Sabedoria significa também presença dos sentidos. Uma criança joga um anel para o alto, as outras tentam jogar pedrinhas através dele. Ao final, cada criança sabe exatamente onde caiu sua pedra, sem precisar procurar. As sensações evocadas pelas canções de sabedoria devem ser praticadas em jogos, para que os sentidos possam familiarizar-se com as coisas.

 

Não é possível fixar os mitos de forma racional. Por isso mesmo são gerais e indefinidos, pois deve ser possível compreendê-los e interpretá-los mesmo quando as condições do mundo se transformam. Se fossem racionalizados, passariam a ser atribuídos a um tempo e espaço concretos, ficariam atrelados a uma ideologia e perderiam sua utilidade. Mitos, rituais, koans, songlines ou oráculo deixariam de ter validade universal e aplicação prática geral.

 

 

5. A Filosofia

 

É possível adquirir o conhecimento necessário para poder agir de forma adequada. Um bom ponto de partida pode ser o estudo da filosofia. A filosofia e a sabedoria trazem em seu bojo uma discrepância: a distância entre discurso prática, pensamento e ação.

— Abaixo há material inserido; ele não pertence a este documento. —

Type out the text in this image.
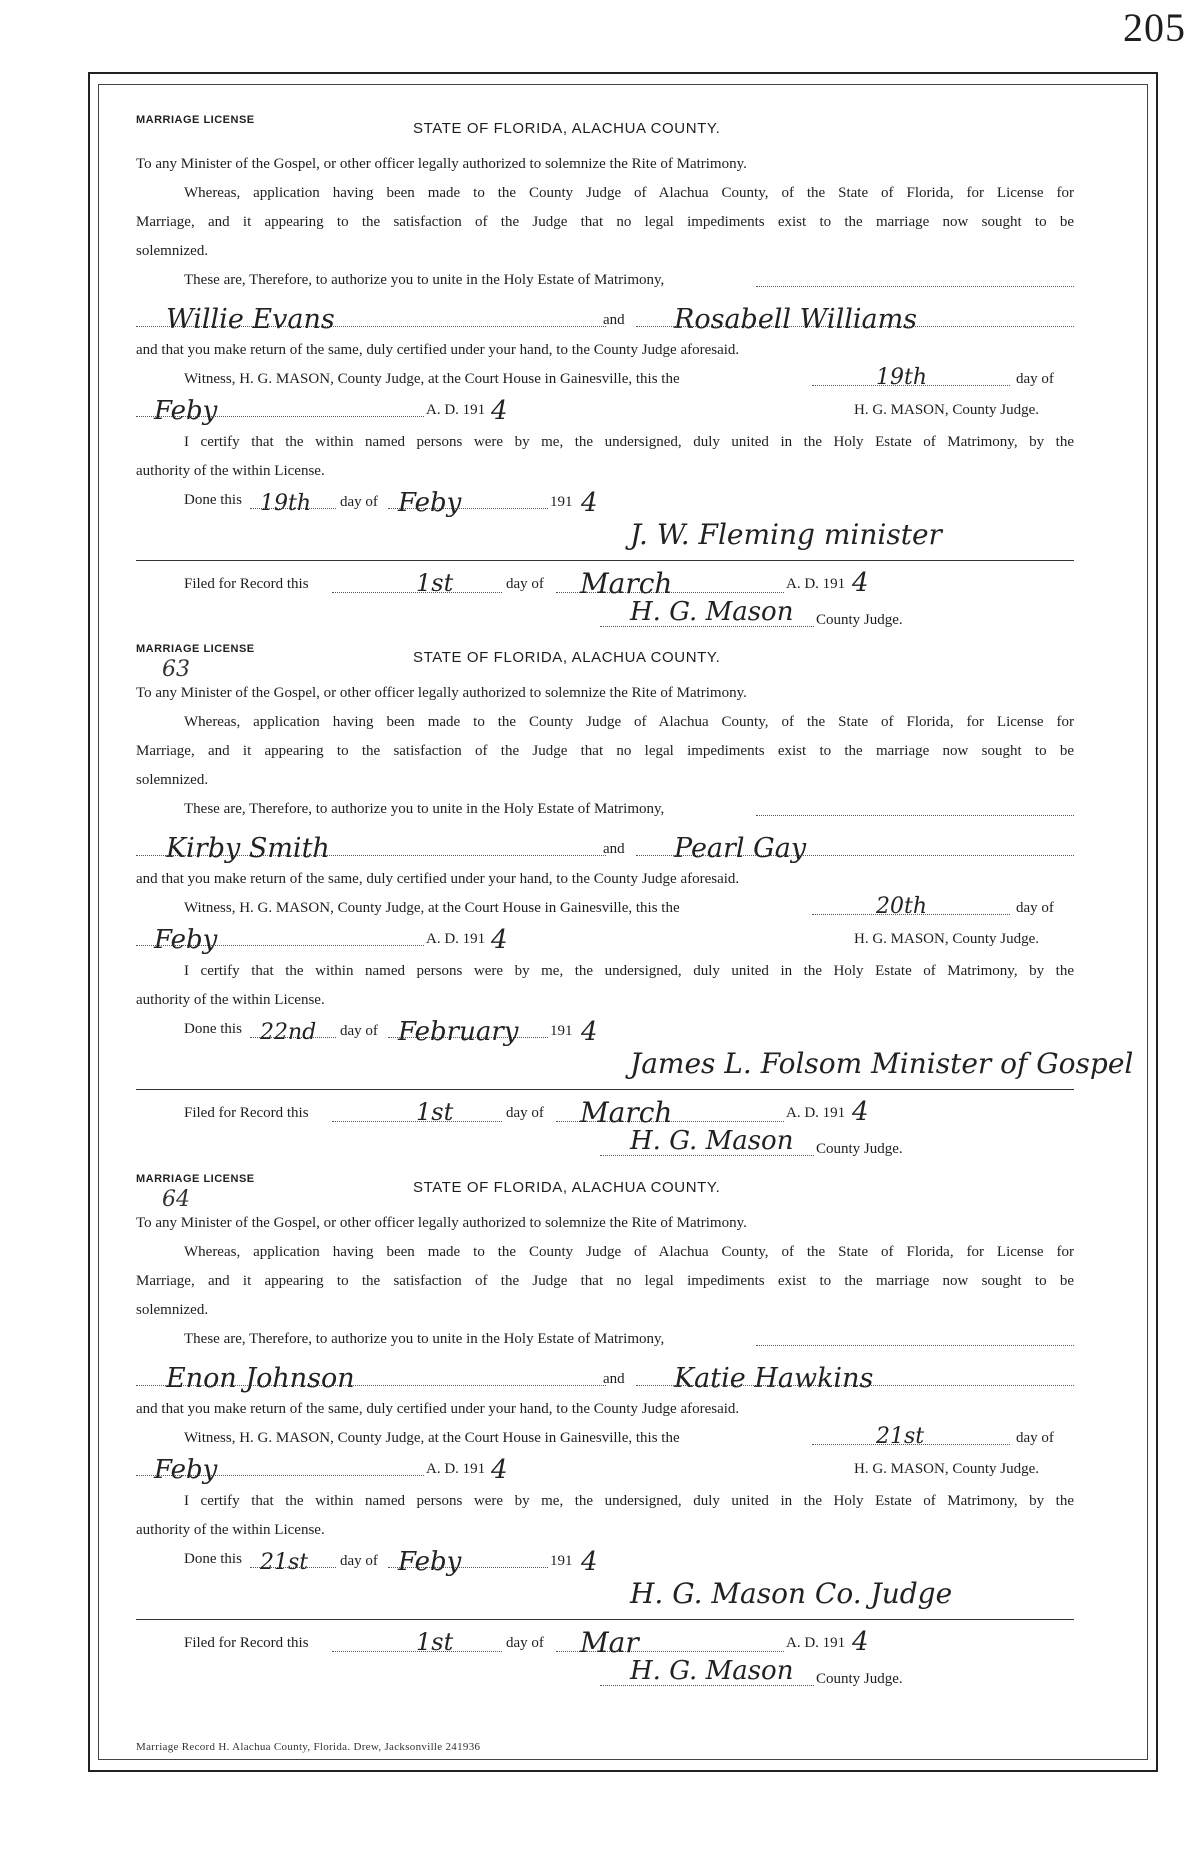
205
MARRIAGE LICENSE	STATE OF FLORIDA, ALACHUA COUNTY.
To any Minister of the Gospel, or other officer legally authorized to solemnize the Rite of Matrimony.
Whereas, application having been made to the County Judge of Alachua County, of the State of Florida, for License for
Marriage, and it appearing to the satisfaction of the Judge that no legal impediments exist to the marriage now sought to be
solemnized.
These are, Therefore, to authorize you to unite in the Holy Estate of Matrimony,
Willie Evans	and Rosabell Williams
and that you make return of the same, duly certified under your hand, to the County Judge aforesaid.
Witness, H. G. MASON, County Judge, at the Court House in Gainesville, this the	19th	day of
Feby	A. D. 191 4	H. G. MASON, County Judge.
I certify that the within named persons were by me, the undersigned, duly united in the Holy Estate of Matrimony, by the
authority of the within License.
Done this 19th day of Feby	191 4
J. W. Fleming minister
Filed for Record this	1st	day of March	A. D. 191 4
H. G. Mason County Judge.
MARRIAGE LICENSE
63	STATE OF FLORIDA, ALACHUA COUNTY.
To any Minister of the Gospel, or other officer legally authorized to solemnize the Rite of Matrimony.
Whereas, application having been made to the County Judge of Alachua County, of the State of Florida, for License for
Marriage, and it appearing to the satisfaction of the Judge that no legal impediments exist to the marriage now sought to be
solemnized.
These are, Therefore, to authorize you to unite in the Holy Estate of Matrimony,
Kirby Smith	and Pearl Gay
and that you make return of the same, duly certified under your hand, to the County Judge aforesaid.
Witness, H. G. MASON, County Judge, at the Court House in Gainesville, this the	20th	day of
Feby	A. D. 191 4	H. G. MASON, County Judge.
I certify that the within named persons were by me, the undersigned, duly united in the Holy Estate of Matrimony, by the
authority of the within License.
Done this 22nd day of February 191 4
James L. Folsom Minister of Gospel
Filed for Record this	1st	day of March	A. D. 191 4
H. G. Mason County Judge.
MARRIAGE LICENSE
64	STATE OF FLORIDA, ALACHUA COUNTY.
To any Minister of the Gospel, or other officer legally authorized to solemnize the Rite of Matrimony.
Whereas, application having been made to the County Judge of Alachua County, of the State of Florida, for License for
Marriage, and it appearing to the satisfaction of the Judge that no legal impediments exist to the marriage now sought to be
solemnized.
These are, Therefore, to authorize you to unite in the Holy Estate of Matrimony,
Enon Johnson	and Katie Hawkins
and that you make return of the same, duly certified under your hand, to the County Judge aforesaid.
Witness, H. G. MASON, County Judge, at the Court House in Gainesville, this the	21st	day of
Feby	A. D. 191 4	H. G. MASON, County Judge.
I certify that the within named persons were by me, the undersigned, duly united in the Holy Estate of Matrimony, by the
authority of the within License.
Done this 21st day of Feby	191 4
H. G. Mason Co. Judge
Filed for Record this	1st	day of Mar	A. D. 191 4
H. G. Mason County Judge.
Marriage Record H. Alachua County, Florida. Drew, Jacksonville 241936
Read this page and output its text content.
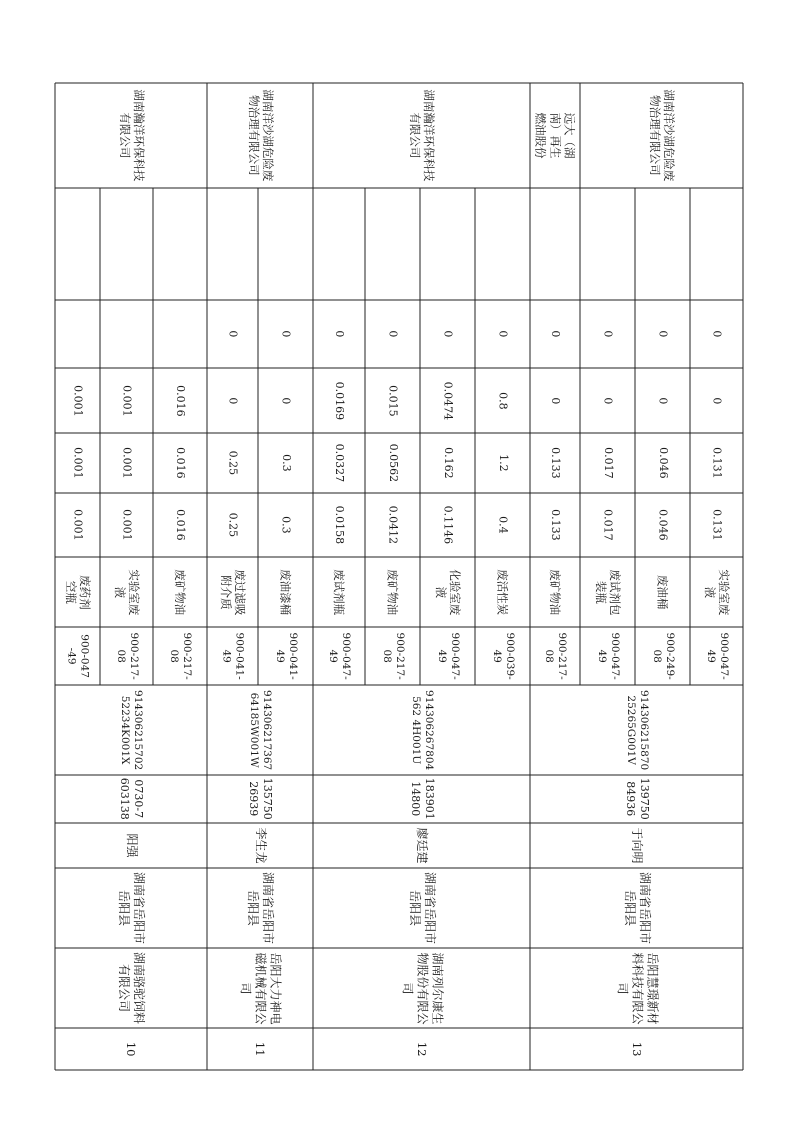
10
湖南骆驼饲料有限公司
湖南省岳阳市岳阳县
阳强
0730-7603138
91430621570252234K001X
900-047-49
废药剂空瓶
0.001
0.001
0.001
900-217-08
实验室废液
0.001
0.001
0.001
900-217-08
废矿物油
0.016
0.016
0.016
湖南瀚洋环保科技有限公司
11
岳阳大力神电磁机械有限公司
湖南省岳阳市岳阳县
李生龙
13575026939
91430621736764185W001W
900-041-49
废过滤吸附介质
0.25
0.25
0
0
900-041-49
废油漆桶
0.3
0.3
0
0
湖南洋沙湖危险废物治理有限公司
12
湖南列尔康生物股份有限公司
湖南省岳阳市岳阳县
廖廷建
18390114800
914306267804562 4H001U
900-047-49
废试剂瓶
0.0158
0.0327
0.0169
0
900-217-08
废矿物油
0.0412
0.0562
0.015
0
900-047-49
化验室废液
0.1146
0.162
0.0474
0
900-039-49
废活性炭
0.4
1.2
0.8
0
湖南瀚洋环保科技有限公司
13
岳阳慧璟新材料科技有限公司
湖南省岳阳市岳阳县
于向明
13975084936
91430621587025265G001V
900-217-08
废矿物油
0.133
0.133
0
0
900-047-49
废试剂包装瓶
0.017
0.017
0
0
900-249-08
废油桶
0.046
0.046
0
0
900-047-49
实验室废液
0.131
0.131
0
0
远大（湖南）再生燃油股份	湖南洋沙湖危险废物治理有限公司
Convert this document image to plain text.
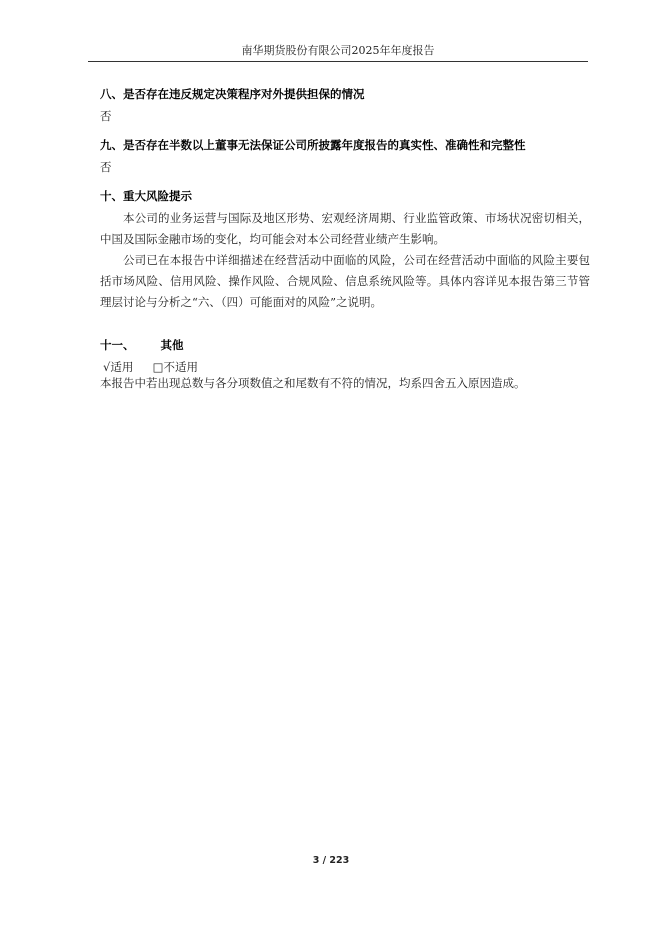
南华期货股份有限公司2025年年度报告
八、是否存在违反规定决策程序对外提供担保的情况
否
九、是否存在半数以上董事无法保证公司所披露年度报告的真实性、准确性和完整性
否
十、重大风险提示
本公司的业务运营与国际及地区形势、宏观经济周期、行业监管政策、市场状况密切相关，中国及国际金融市场的变化，均可能会对本公司经营业绩产生影响。
公司已在本报告中详细描述在经营活动中面临的风险，公司在经营活动中面临的风险主要包括市场风险、信用风险、操作风险、合规风险、信息系统风险等。具体内容详见本报告第三节管理层讨论与分析之“六、（四）可能面对的风险”之说明。
十一、 其他
√适用 □不适用
本报告中若出现总数与各分项数值之和尾数有不符的情况，均系四舍五入原因造成。
3 / 223
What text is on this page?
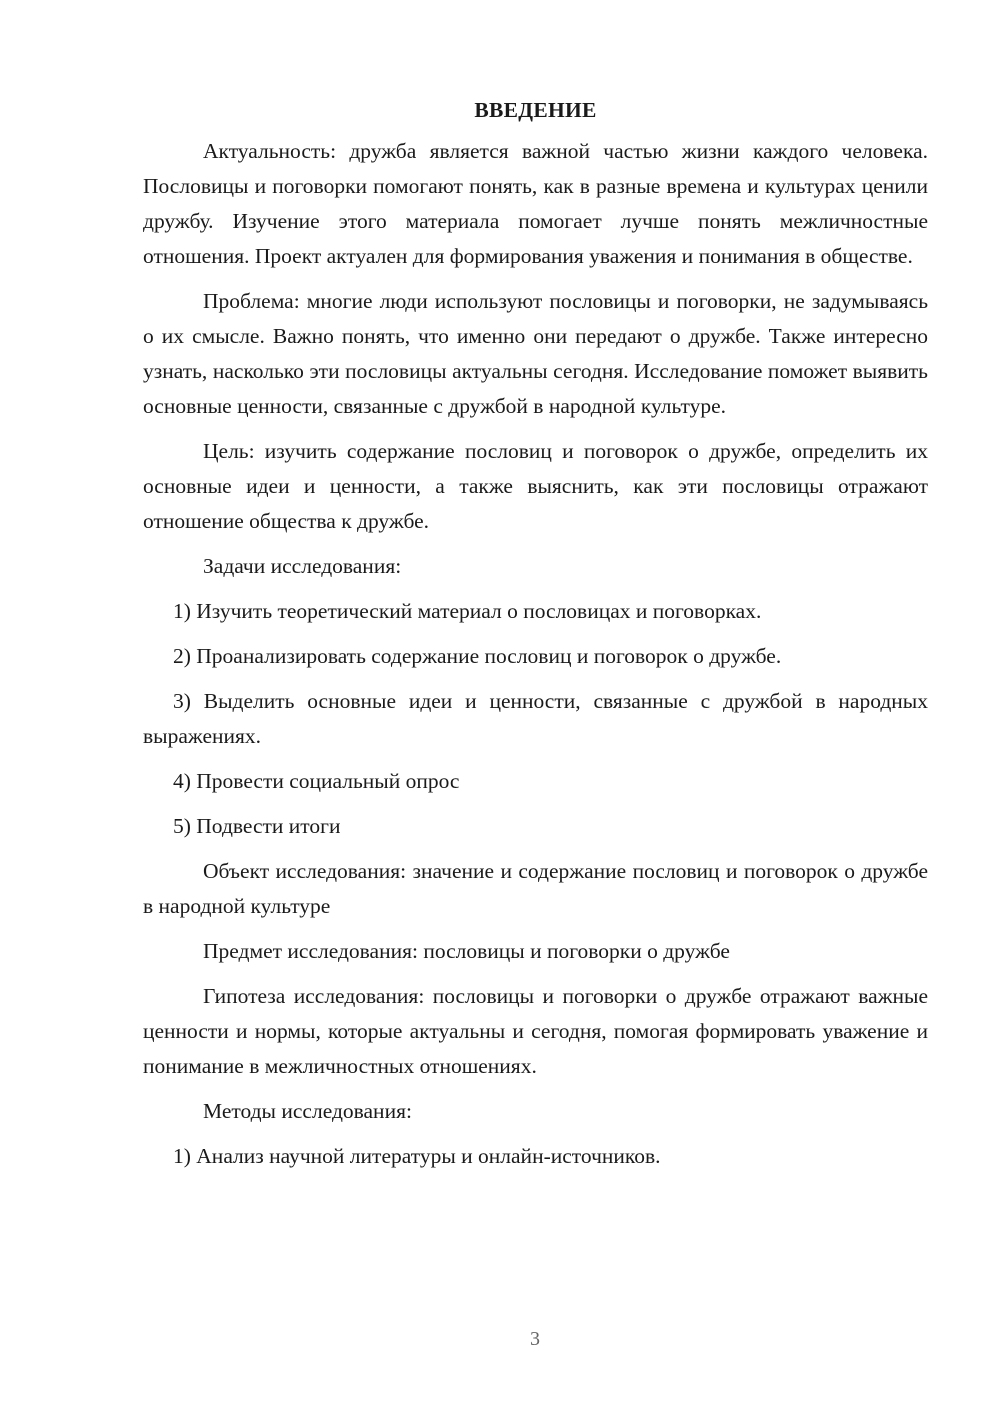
ВВЕДЕНИЕ

Актуальность: дружба является важной частью жизни каждого человека. Пословицы и поговорки помогают понять, как в разные времена и культурах ценили дружбу. Изучение этого материала помогает лучше понять межличностные отношения. Проект актуален для формирования уважения и понимания в обществе.

Проблема: многие люди используют пословицы и поговорки, не задумываясь о их смысле. Важно понять, что именно они передают о дружбе. Также интересно узнать, насколько эти пословицы актуальны сегодня. Исследование поможет выявить основные ценности, связанные с дружбой в народной культуре.

Цель: изучить содержание пословиц и поговорок о дружбе, определить их основные идеи и ценности, а также выяснить, как эти пословицы отражают отношение общества к дружбе.

Задачи исследования:

1) Изучить теоретический материал о пословицах и поговорках.

2) Проанализировать содержание пословиц и поговорок о дружбе.

3) Выделить основные идеи и ценности, связанные с дружбой в народных выражениях.

4) Провести социальный опрос

5) Подвести итоги

Объект исследования: значение и содержание пословиц и поговорок о дружбе в народной культуре

Предмет исследования: пословицы и поговорки о дружбе

Гипотеза исследования: пословицы и поговорки о дружбе отражают важные ценности и нормы, которые актуальны и сегодня, помогая формировать уважение и понимание в межличностных отношениях.

Методы исследования:

1) Анализ научной литературы и онлайн-источников.

3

Isso é um paradoxo e uma diferença, como mostra o amor à sabedoria, a filosofia. A filosofia é uma ciência discursiva, na qual o filósofo busca entendimento e sabedoria. Mas se houvesse uma prática diretamente associada à sabedoria, a filosofia como “amor à sabedoria” não seria a ciência mais adequada para investigá-la. Como por outro lado belas ideias, pensamentos inteligentes ou teorias plausíveis como fenômenos puramente intelectuais também não significam sabedoria, ela deve estar em algum ponto entre ambas. Entre discurso e prática, entre corpo e alma, entre ignorância e conhecimento. Em grego, sabedoria é sofia, e o amor a ela é a filosofia. A filosofia se divide em dois ramos: de um lado está a história dos filósofos e de suas ideias, de outro a filosofia como pensar por si próprio, refletir, buscar, meditar. São duas áreas distintas, porém mútuamente condicionantes. Para poder apreciar a matéria e cumprir plenamente com o que ela exige, é preciso gostar das duas linhas.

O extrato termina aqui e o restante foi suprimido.